After official manufacturing surveys rose for the first time in six months, Citigroup believes China will achieve greater GDP growth than previously expected.
Citi economists wrote in an update that they expect retail trade and industrial production to improve, while at the same time they expect the decline in exports to slow. This will contribute to the Chinese economy growing by 5 percent this year, Bloomberg writes.
“The cyclical bottom has arrived, with all eyes watching to see if organic demand will rise in line with political influence,” the brokerage wrote.
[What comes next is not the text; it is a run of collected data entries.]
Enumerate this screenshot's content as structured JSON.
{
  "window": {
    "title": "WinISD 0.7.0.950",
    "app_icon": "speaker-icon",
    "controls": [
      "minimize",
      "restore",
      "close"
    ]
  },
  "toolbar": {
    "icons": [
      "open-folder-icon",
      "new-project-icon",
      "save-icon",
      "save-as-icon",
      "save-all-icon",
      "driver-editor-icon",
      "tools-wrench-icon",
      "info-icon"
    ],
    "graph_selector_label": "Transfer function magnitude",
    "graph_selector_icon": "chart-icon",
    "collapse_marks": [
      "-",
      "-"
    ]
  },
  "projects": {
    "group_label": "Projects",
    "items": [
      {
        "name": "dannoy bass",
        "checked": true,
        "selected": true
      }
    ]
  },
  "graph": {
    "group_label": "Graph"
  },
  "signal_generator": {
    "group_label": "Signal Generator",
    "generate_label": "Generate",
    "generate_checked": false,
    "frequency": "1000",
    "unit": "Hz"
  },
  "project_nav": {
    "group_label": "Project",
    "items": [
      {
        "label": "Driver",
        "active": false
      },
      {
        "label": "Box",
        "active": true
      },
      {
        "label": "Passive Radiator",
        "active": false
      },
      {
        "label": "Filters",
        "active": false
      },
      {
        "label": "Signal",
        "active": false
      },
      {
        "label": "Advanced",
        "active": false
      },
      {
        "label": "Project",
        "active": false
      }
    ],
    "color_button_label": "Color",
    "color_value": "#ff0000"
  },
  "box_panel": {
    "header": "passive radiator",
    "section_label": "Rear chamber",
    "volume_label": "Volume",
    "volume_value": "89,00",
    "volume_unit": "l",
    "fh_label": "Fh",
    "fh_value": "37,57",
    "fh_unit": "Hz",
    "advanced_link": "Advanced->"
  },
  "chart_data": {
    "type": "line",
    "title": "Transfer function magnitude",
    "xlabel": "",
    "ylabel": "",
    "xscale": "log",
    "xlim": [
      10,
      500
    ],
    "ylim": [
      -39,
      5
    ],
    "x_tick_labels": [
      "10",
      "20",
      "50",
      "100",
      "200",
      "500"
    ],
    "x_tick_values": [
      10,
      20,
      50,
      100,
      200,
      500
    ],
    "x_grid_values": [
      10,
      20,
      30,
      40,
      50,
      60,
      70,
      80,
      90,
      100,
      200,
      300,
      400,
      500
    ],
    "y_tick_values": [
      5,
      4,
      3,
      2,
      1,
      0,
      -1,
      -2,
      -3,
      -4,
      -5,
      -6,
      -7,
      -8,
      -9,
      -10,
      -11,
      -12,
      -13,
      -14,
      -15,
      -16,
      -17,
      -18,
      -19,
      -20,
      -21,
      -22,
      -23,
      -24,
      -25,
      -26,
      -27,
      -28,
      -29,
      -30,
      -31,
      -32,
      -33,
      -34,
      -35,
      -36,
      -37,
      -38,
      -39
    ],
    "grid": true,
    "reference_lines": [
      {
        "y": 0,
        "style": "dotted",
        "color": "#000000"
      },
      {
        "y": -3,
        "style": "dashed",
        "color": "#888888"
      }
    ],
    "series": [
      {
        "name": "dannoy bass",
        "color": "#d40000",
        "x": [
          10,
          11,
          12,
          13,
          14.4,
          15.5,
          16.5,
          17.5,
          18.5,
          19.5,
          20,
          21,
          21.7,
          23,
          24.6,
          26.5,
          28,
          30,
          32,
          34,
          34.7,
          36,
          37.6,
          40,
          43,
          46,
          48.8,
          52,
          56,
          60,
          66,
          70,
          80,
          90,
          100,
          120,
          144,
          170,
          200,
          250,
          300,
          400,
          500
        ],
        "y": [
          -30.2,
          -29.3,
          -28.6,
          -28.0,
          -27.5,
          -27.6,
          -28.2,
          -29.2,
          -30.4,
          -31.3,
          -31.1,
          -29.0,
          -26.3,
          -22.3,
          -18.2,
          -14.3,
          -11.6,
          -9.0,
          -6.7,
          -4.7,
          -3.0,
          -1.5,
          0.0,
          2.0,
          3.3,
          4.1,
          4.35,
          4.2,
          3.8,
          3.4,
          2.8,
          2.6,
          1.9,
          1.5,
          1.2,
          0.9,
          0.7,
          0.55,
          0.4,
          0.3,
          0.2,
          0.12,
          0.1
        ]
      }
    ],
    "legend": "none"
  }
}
Citi’s previous estimate for China’s GDP was 4.7 percent, making the bank one of the most pessimistic brokerages on China.
-A fragile recovery
In a new Bloomberg poll, the average forecast among economists for China appears to be 5 percent growth for this year — which is in line with the official target. This is partly a result of many companies lowering their forecasts for the economy as the country’s real estate crisis weighs on activity.
Although there are numbers indicating that some sectors in China are going through a stabilization process, the upward trend is still fragile. Economists point to concerns about domestic demand and pressures in the labor market, along with ongoing problems within the real estate market.
This means that many are paying close attention to this week, a national holiday, to look for signs of increased consumer confidence.
Consumption increased by 29 percent
According to Bloomberg, sales at department stores and restaurants rose by 8.3 percent during the first three days of the holiday, compared to the same period last year. In contrast, there were also many regions that were still subject to Corona restrictions a year ago.
During this year’s holiday season, nearly 900 million domestic tourist trips are also expected to be made, according to the Chinese Ministry of Tourism. In this case, there will be a 5 percent increase over 2019, according to HSBC.
There are still some economists who believe that Xi Jinping and the Chinese authorities will have to increase support, especially for the real estate sector. According to official figures released by the authorities, the value of new home sales from China’s 100 largest real estate developers fell by 29 percent year-on-year in September. This is still an improvement from the previous month, when values fell by 34 percent year-on-year.